There is a lot of talking about the usage of FreeAndNil in destructors. I’ve never thought about it before so I used it quite often even in destructors. Although I don’t use it as a universal remedy function, it still seems to be a bad design: a thought shared by many leading Delphi experts. Thus I refactored the destructors in JWSCL to accompany them.
I introduced a function similar to FreeAndNil
procedure JwFree(var Obj);
It just frees an object…in the release build of an application. However, in a debug build it additionally sets the value of obj to $C which isn’t a valid memory address. So “Assigned” won’t work here.
Any access to this “freed” member will generate an AccessViolation at address $0000000C. So you will know that a member of JWSCL was used beyond its life time.
procedure JwFree(var Obj);
var
Temp: TObject;
begin
Temp := TObject(Obj);
{$IFDEF DEBUG}
Pointer(Obj) := Pointer($C);
{$ENDIF DEBUG}
Temp.Free;
end;
I wonder if it should be extended to support different flavors like
They could be set by a compiler switch. Still have to think about this though…
What do you think?
I have commited these changes into the developer branch. They will be published in a next release so the current release won’t break a bad design.
6 Responses
Patrick van Logchem
25|Feb|2010 1I would argue for an odd value, because $C looks a lot like a valid memory-offset reached from a nil-pointer – Odd offsets are much less likely to appear, so they stand our better. Just a thought.
Bug
25|Feb|2010 2> because $C looks a lot like a valid memory-offset
> reached from a nil-pointer
We’ve got 32bit systems, so there is enough space for pointer values like:
$ABADC0DE
$BADC0DE
Some other ideas here:
http://en.wikipedia.org/wiki/Magic_number_(programming)#Magic_debug_values
Oliver
25|Feb|2010 3Only that $ABADC0DE and $BADC0DE may be valid addresses on Windows, while the lower 64 KiB are always marked as guard pages (for the null pointer accesses).

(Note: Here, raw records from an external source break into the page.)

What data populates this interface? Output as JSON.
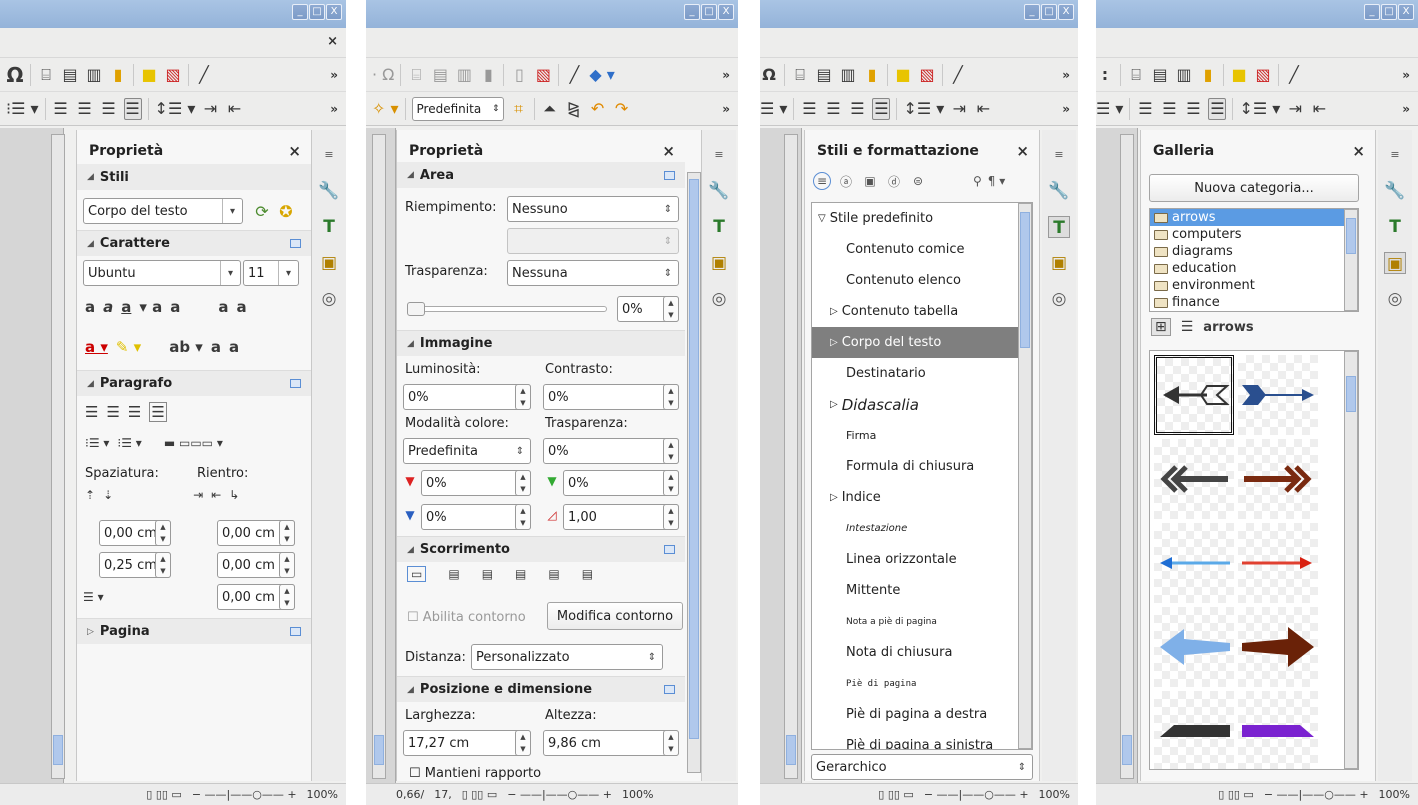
{
  "window_controls": [
    "_",
    "□",
    "X"
  ],
  "app_close": "×",
  "more": "»",
  "status_zoom": "100%",
  "status_views": "▯ ▯▯ ▭",
  "status_slider": "−  ——|——○——  +",
  "p1": {
    "title": "Proprietà",
    "close": "×",
    "stili": {
      "header": "Stili",
      "style_value": "Corpo del testo"
    },
    "carattere": {
      "header": "Carattere",
      "font": "Ubuntu",
      "size": "11"
    },
    "paragrafo": {
      "header": "Paragrafo",
      "spaziatura": "Spaziatura:",
      "rientro": "Rientro:",
      "above": "0,00 cm",
      "before": "0,00 cm",
      "below": "0,25 cm",
      "after": "0,00 cm",
      "first": "0,00 cm"
    },
    "pagina": {
      "header": "Pagina"
    }
  },
  "p2": {
    "title": "Proprietà",
    "close": "×",
    "toolbar_default": "Predefinita",
    "area": {
      "header": "Area",
      "riempimento_label": "Riempimento:",
      "riempimento": "Nessuno",
      "trasparenza_label": "Trasparenza:",
      "trasparenza": "Nessuna",
      "slider_value": "0%"
    },
    "immagine": {
      "header": "Immagine",
      "luminosita_label": "Luminosità:",
      "luminosita": "0%",
      "contrasto_label": "Contrasto:",
      "contrasto": "0%",
      "modalita_label": "Modalità colore:",
      "modalita": "Predefinita",
      "trasp_label": "Trasparenza:",
      "trasp": "0%",
      "red": "0%",
      "green": "0%",
      "blue": "0%",
      "gamma": "1,00"
    },
    "scorrimento": {
      "header": "Scorrimento",
      "abilita": "Abilita contorno",
      "modifica": "Modifica contorno",
      "distanza_label": "Distanza:",
      "distanza": "Personalizzato"
    },
    "posizione": {
      "header": "Posizione e dimensione",
      "larghezza_label": "Larghezza:",
      "larghezza": "17,27 cm",
      "altezza_label": "Altezza:",
      "altezza": "9,86 cm",
      "mantieni": "Mantieni rapporto"
    },
    "status_pos": "0,66/",
    "status_size": "17,"
  },
  "p3": {
    "title": "Stili e formattazione",
    "close": "×",
    "filter": "Gerarchico",
    "items": [
      {
        "label": "Stile predefinito",
        "expander": "▽"
      },
      {
        "label": "Contenuto comice",
        "expander": ""
      },
      {
        "label": "Contenuto elenco",
        "expander": ""
      },
      {
        "label": "Contenuto tabella",
        "expander": "▷"
      },
      {
        "label": "Corpo del testo",
        "expander": "▷"
      },
      {
        "label": "Destinatario",
        "expander": ""
      },
      {
        "label": "Didascalia",
        "expander": "▷"
      },
      {
        "label": "Firma",
        "expander": ""
      },
      {
        "label": "Formula di chiusura",
        "expander": ""
      },
      {
        "label": "Indice",
        "expander": "▷"
      },
      {
        "label": "Intestazione",
        "expander": ""
      },
      {
        "label": "Linea orizzontale",
        "expander": ""
      },
      {
        "label": "Mittente",
        "expander": ""
      },
      {
        "label": "Nota a piè di pagina",
        "expander": ""
      },
      {
        "label": "Nota di chiusura",
        "expander": ""
      },
      {
        "label": "Piè di pagina",
        "expander": ""
      },
      {
        "label": "Piè di pagina a destra",
        "expander": ""
      },
      {
        "label": "Piè di pagina a sinistra",
        "expander": ""
      }
    ]
  },
  "p4": {
    "title": "Galleria",
    "close": "×",
    "new_category": "Nuova categoria...",
    "categories": [
      "arrows",
      "computers",
      "diagrams",
      "education",
      "environment",
      "finance"
    ],
    "current": "arrows"
  },
  "colors": {
    "accent": "#5b9be3",
    "selection": "#7f7f7f",
    "titlebar": "#a9c4e4"
  }
}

The address must be below 0×10000 or above 0×80000000 for 32bit user mode code in Windows. And the latter one will be dodgy in some cases, because the shared address space above 0×80000000 *may* contain valid code as well …
Oliver
25|Feb|2010 4Correction $BADC0DE can be valid, $ABADC0DE is obviously above 0×80000000 and therefore *shouldn’t* be valid normally. But it’s dodgy nevertheless. Use VirtualAlloc and VirtualProtect and set up a guard page instead … or a page that always yields STATUS_ACCESS_DENIED.
JWSCL and FreeAndNil Second Attempt by JEDI Windows API
25|Feb|2010 5[...] my last article “Jwscl and FreeAndNil” there were some great comments on the source design. Oliver told me to use a guarded memory [...]
Patrick van Logchem
26|Feb|2010 6Funny, how most of those Magic debug values are still even numbers.

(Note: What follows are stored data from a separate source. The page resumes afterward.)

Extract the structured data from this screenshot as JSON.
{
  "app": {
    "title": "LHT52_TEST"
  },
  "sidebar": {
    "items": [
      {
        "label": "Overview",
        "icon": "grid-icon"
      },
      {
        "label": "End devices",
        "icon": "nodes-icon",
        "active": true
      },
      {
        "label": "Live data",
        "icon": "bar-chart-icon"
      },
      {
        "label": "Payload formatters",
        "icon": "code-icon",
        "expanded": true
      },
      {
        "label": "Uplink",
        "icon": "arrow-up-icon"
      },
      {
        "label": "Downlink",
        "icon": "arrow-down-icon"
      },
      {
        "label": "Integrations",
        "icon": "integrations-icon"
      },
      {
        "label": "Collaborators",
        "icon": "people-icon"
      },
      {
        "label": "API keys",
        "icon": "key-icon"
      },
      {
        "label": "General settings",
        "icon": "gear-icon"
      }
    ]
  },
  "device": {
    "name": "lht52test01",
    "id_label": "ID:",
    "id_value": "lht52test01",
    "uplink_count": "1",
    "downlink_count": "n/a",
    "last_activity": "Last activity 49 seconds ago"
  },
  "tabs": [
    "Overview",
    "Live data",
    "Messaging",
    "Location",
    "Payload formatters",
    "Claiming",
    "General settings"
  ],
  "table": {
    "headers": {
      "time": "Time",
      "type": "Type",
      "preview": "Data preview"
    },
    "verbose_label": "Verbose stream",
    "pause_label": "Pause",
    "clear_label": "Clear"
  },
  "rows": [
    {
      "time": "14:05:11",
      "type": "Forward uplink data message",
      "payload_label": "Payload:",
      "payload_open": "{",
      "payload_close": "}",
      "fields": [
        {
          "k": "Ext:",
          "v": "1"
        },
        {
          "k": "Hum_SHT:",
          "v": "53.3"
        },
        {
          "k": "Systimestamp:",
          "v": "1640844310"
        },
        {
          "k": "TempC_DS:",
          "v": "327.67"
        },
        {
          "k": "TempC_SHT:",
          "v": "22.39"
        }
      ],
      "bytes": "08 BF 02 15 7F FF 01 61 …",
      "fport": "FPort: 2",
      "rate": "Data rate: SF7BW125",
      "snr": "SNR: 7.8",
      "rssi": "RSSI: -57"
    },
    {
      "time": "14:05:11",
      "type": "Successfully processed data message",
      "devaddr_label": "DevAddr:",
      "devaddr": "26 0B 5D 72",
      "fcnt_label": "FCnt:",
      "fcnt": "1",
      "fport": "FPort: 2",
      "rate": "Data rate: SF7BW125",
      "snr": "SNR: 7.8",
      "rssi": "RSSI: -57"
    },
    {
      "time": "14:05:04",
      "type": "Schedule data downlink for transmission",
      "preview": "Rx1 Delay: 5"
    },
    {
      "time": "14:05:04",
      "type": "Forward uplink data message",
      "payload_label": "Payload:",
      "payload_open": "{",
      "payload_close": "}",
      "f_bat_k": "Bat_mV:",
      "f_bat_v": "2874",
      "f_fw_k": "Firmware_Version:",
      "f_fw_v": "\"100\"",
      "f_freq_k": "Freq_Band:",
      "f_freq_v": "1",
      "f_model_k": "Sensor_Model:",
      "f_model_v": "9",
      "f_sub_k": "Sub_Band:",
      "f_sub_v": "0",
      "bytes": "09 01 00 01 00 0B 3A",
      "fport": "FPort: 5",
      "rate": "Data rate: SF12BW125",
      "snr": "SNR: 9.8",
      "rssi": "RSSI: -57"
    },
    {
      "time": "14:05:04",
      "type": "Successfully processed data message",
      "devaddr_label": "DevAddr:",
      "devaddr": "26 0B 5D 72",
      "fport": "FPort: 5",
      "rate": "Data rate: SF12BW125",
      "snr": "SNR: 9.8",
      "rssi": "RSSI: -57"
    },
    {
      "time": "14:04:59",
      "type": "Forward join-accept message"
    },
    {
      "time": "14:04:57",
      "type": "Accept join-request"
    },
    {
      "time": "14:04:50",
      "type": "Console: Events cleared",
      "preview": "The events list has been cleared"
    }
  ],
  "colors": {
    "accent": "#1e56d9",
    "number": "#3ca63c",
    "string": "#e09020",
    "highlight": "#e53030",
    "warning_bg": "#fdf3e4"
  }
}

I suggested an odd (aka not-even!) number, because lots of code accessing pointers, is reading or writing to 4-byte aligned members.
Also, because the first 64 KiB is already there to act as a guard page for nil-based pointer accesses, I would suggest to use a value like $0000DEAD or some other recognizable address high into the first 64 KiB range.
I see no need to allocate a whole new page for that!